I remember the first 'spiritual' book I read and it floored me. It was Return to Love by Marianne Williamson. I randomly picked it off my sister's bookshelf. She had never read it as it threatened to contradict her strict Catholic belief system. I nabbed it for the same reason. I loved the idea of a greater power that didn't have a human face but was more of a benevolent intelligence; an all loving, forgiving teacher of what we all know to be true in the seat of our souls.
When we can teach ourselves to rest in the presence of what IS, we can relearn what we've always known at the core of our being: that life is transient. Good things will happen, bad things will happen, people will be cruel and people will be kind. It is all OK. We cannot ever learn to control others or our thoughts; nor should we try. We can and should learn to control our reaction (or non-reaction) to those thoughts. Every whispered attack, boast, desire for change or whim our mind sends our way can be observed without being followed by our previous egoistic, automatic reactions. We are capable of this but it takes practice.
Marianne's wonderful books and the many others written are wonderful learning tools. They repeat much of the same thing: happiness is not situational - it's a choice we make every moment of every day.
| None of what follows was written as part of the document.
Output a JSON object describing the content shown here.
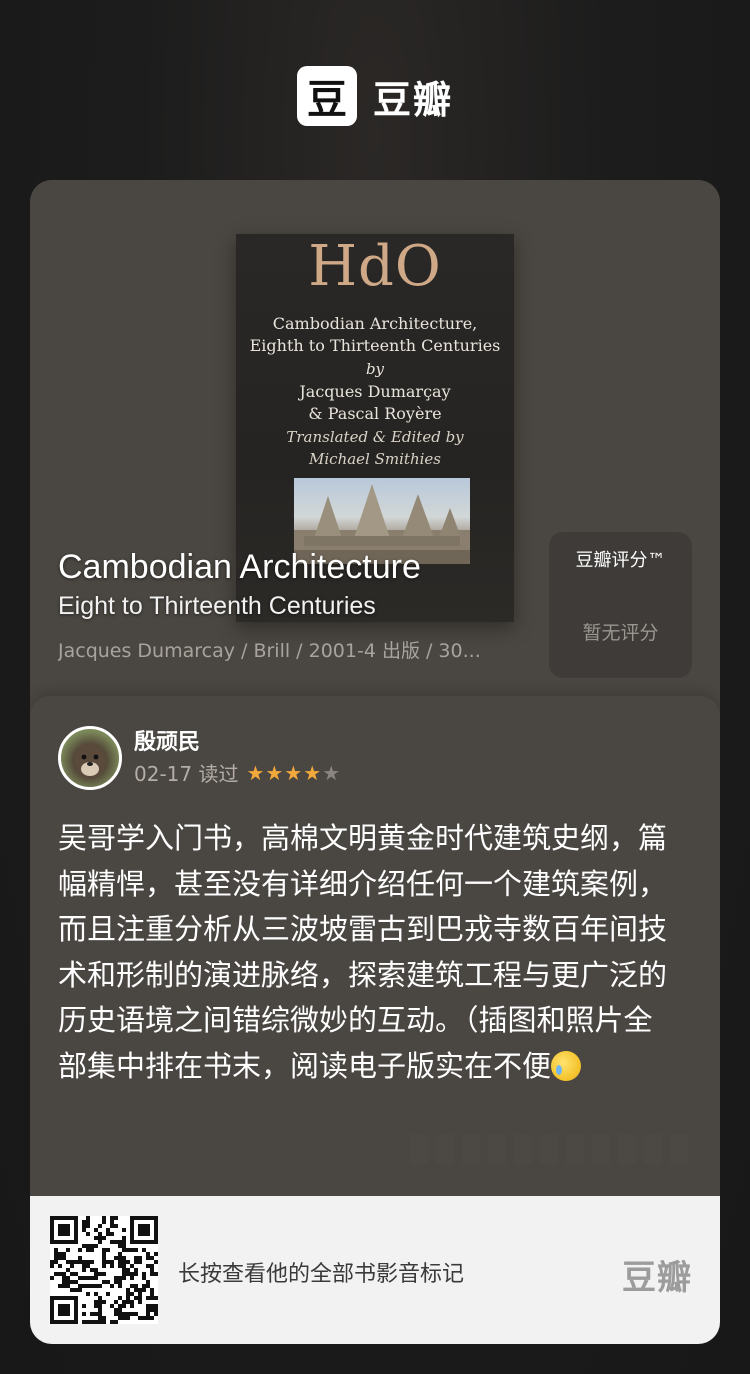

None of this is easy to learn but my addiction to alcohol and my search for healing will always be dear to my heart. I am a vulnerable, human being searching for happiness and the end of fear. Alcohol didn't do the trick but within myself are the tools I need to achieve enlightenment in all it's definitions. I may be enlightened today and sick of mind tomorrow.
Everything is transient.
My eyes, ears, heart and soul are wide open to the naked truth of what is and what isn't. I am learning so much every day in my sober journey. I know that my addiction served it's purpose. I am here .. exactly where I am supposed to be.